Saturday, May 7, 2011

About Me

My husband and I first met at a visit weekend for high school seniors at the University of Dallas in 1999.  Our love for UD’s theological and liberal arts curriculum is what brought us back to the school as undergrads.  Bryan eventually went on to major in theology while I took as many theology classes as I could fit into my schedule.  One of the lasting impressions we carried with us was the value of a properly formed conscience.  In the years we have been married and navigated fertility testing and assisted reproductive technologies, we have tried our absolute best to properly form our consciences and adhere to the Church’s teachings. 

Through the course of our fertility testing, Bryan and I worked closely with Napro-trained physicians only to be ultimately told that our best bet for growing our family was adoption.  Mind you, we have never viewed adoption as “second rate” – we were talking about adopting even before we were married (and didn’t have any clue of the fertility struggles yet to come).

We first learned of embryo adoption from UD friends of ours in 2006 or 2007.  I’m a rather “type A” personality – that conversation sparked what has become years of research.  To humorously illustrate how “type A” I am, I created a power point comparing and contrasting different dog breeds when we were considering what breed to get for our first dog.  My brilliant research skills paid off – we got a Great Dane.  J 

A couple things prompted us in the direction of embryo adoption.  First, we’re a military family – moves are a given part of our way of life.  Waiting is a huge part of the traditional domestic adoption process; moves would undoubtedly slow down an already slow procedure.  Embryo adoption is a fairly quick process.  Second, while we cannot conceive our own genetic children, my uterus works beautifully. 

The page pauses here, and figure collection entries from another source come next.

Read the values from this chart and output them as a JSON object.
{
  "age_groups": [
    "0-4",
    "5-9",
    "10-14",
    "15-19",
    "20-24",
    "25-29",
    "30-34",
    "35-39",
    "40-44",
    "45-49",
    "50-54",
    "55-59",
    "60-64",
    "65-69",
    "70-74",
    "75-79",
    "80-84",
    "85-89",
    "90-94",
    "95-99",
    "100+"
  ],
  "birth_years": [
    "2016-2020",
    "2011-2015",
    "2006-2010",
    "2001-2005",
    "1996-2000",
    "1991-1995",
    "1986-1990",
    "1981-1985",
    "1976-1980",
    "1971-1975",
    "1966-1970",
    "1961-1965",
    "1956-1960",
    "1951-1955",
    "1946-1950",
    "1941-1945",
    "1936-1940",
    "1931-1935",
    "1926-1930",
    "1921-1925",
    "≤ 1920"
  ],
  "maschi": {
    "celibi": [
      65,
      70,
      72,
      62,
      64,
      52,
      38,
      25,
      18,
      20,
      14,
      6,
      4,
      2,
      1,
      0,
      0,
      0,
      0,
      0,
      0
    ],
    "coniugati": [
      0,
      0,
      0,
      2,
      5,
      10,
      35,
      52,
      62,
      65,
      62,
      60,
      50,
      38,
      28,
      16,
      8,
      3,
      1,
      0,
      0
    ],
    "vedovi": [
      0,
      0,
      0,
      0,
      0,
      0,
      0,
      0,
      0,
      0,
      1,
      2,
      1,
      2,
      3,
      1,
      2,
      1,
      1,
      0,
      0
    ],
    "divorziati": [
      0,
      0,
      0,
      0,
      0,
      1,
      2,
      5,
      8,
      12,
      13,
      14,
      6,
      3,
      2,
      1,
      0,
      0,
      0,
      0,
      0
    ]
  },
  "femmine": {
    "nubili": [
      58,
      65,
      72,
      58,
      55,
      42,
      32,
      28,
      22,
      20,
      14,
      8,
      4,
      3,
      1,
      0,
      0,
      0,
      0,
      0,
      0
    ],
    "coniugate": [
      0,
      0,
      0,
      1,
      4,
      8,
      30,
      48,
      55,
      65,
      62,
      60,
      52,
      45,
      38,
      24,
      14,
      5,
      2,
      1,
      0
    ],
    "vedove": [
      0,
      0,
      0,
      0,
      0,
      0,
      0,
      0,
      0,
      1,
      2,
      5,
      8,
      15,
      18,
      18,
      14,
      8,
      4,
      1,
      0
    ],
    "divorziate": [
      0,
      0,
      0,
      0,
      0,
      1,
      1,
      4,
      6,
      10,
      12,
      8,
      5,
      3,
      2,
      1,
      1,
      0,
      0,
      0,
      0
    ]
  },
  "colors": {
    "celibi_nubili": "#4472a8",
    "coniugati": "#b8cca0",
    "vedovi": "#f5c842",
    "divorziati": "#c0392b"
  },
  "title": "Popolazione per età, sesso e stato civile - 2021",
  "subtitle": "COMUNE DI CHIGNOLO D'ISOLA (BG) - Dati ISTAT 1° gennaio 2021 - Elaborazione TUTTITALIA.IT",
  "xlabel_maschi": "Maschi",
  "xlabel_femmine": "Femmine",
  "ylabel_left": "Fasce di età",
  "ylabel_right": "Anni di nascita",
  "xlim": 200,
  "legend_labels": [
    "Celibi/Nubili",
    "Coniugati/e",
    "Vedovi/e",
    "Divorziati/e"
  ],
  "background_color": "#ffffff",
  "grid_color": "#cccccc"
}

In May of 2009, after years of research, a deployment, an adoption home study, and a quick matching process, we completed our first embryo transfer.  Sadly, we miscarried in July of 2009.

A few months later, we decided we were ready to be matched again.  In early November 2009, we completed our second embryo transfer.  And our darling duo were born July 18, 2010.

The story doesn’t end there.  We hope to do another embryo adoption some time in 2012.  Our dreams of having a large family have never changed – God just has a different route in store for us.


  1. Fascinating! And you answered a question I had: are home studies required. I'm thrilled to know that they are! Congratulations on your twins!

  2. Lauren, I wish that home studies were required by all self-proclaimed EA agencies. Unfortunately, they are not. I agree with you, though, I think it's an essential part of the process.

    PS. I think my twins and your darling are only about a month apart age wise. Last summer was filled with blessings!